Bu son derece gariptir, zira Tunus uzun bir süre İslam medeniyetinin kalesi olmuş, İslami bilimleri Afrika ve Avrupa’ya ihraç etmiştir. Bugün Tunus, İslam dünyasına hatta bütün dünyaya, İslam kaynaklarının kurutulması planından başka ne ihraç ediyor? Tunus, çoğunluğun ve halkın hareketine ve bu halkın Arap-İslam kimliğine karşı takındığı tavırla ilgili güvenlik çözümünden başka bir şey ihraç etmiyor.
Asıl garip olan, bu sıkıyönetim üslubunun kendisini modernlik, demokrasi, insan hakları, sivil toplumun korunması ve kadının özgürlüğüyle meşru göstermesidir. Biz gerçekten de sahtekârlığın ayyuka çıktığı ve kavramların acayip bir şekilde birbirine karıştırıldığı bir zamanda yaşıyoruz.
Diktatörlüğü tanıdığımız zamanlar oldu, ama bu diktatörlük açık ve netti. Bugün ise bizler Güney Afrika’daki beyaz azınlık gibi azınlıkların dışlanmasından ibaret -hatta daha kötü- kompleks diktatörlüklerle karşı karşıyayız.

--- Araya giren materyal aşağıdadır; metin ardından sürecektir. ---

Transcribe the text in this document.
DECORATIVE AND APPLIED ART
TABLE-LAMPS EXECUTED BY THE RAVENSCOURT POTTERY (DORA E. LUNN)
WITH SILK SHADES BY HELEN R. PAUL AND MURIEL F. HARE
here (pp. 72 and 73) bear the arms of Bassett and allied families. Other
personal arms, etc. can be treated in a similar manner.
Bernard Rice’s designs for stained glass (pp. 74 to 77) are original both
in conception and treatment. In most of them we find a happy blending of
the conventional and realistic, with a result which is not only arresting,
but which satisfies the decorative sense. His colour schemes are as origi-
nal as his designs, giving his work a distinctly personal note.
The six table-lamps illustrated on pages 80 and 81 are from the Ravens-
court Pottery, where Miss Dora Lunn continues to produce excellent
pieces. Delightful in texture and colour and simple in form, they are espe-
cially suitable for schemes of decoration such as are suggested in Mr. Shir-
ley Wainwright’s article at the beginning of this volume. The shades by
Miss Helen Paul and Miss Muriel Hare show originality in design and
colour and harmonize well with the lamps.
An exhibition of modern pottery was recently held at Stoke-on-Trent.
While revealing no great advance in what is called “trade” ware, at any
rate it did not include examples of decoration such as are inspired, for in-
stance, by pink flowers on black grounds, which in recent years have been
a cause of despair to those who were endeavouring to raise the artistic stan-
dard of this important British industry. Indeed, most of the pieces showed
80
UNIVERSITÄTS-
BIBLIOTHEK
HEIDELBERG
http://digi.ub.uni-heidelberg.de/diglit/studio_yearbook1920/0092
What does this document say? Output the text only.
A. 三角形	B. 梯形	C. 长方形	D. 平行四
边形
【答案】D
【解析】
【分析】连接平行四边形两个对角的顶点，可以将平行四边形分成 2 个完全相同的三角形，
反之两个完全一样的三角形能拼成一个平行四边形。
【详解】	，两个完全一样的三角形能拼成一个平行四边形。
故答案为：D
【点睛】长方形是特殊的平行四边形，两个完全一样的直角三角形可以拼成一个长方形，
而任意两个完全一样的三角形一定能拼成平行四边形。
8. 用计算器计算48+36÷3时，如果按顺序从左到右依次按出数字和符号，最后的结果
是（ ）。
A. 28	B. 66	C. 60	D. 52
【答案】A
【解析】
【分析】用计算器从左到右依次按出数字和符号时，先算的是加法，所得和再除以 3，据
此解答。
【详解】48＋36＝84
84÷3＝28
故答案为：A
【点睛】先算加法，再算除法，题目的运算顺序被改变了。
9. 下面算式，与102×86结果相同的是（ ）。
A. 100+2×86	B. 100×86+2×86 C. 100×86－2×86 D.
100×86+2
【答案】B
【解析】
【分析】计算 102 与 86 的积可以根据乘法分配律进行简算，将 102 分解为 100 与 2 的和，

Buradaki baskının tek farkı modernizm, demokrasi, insan hakları ve sivil toplumu savunma gölgesi altında yapılıyor olmasıdır. Üstelik bu diktatörlükler, Batı demokrasilerinden sınırsız destek görmekte ve kendisini en ideal yönetim şekli olarak sunmaktadır.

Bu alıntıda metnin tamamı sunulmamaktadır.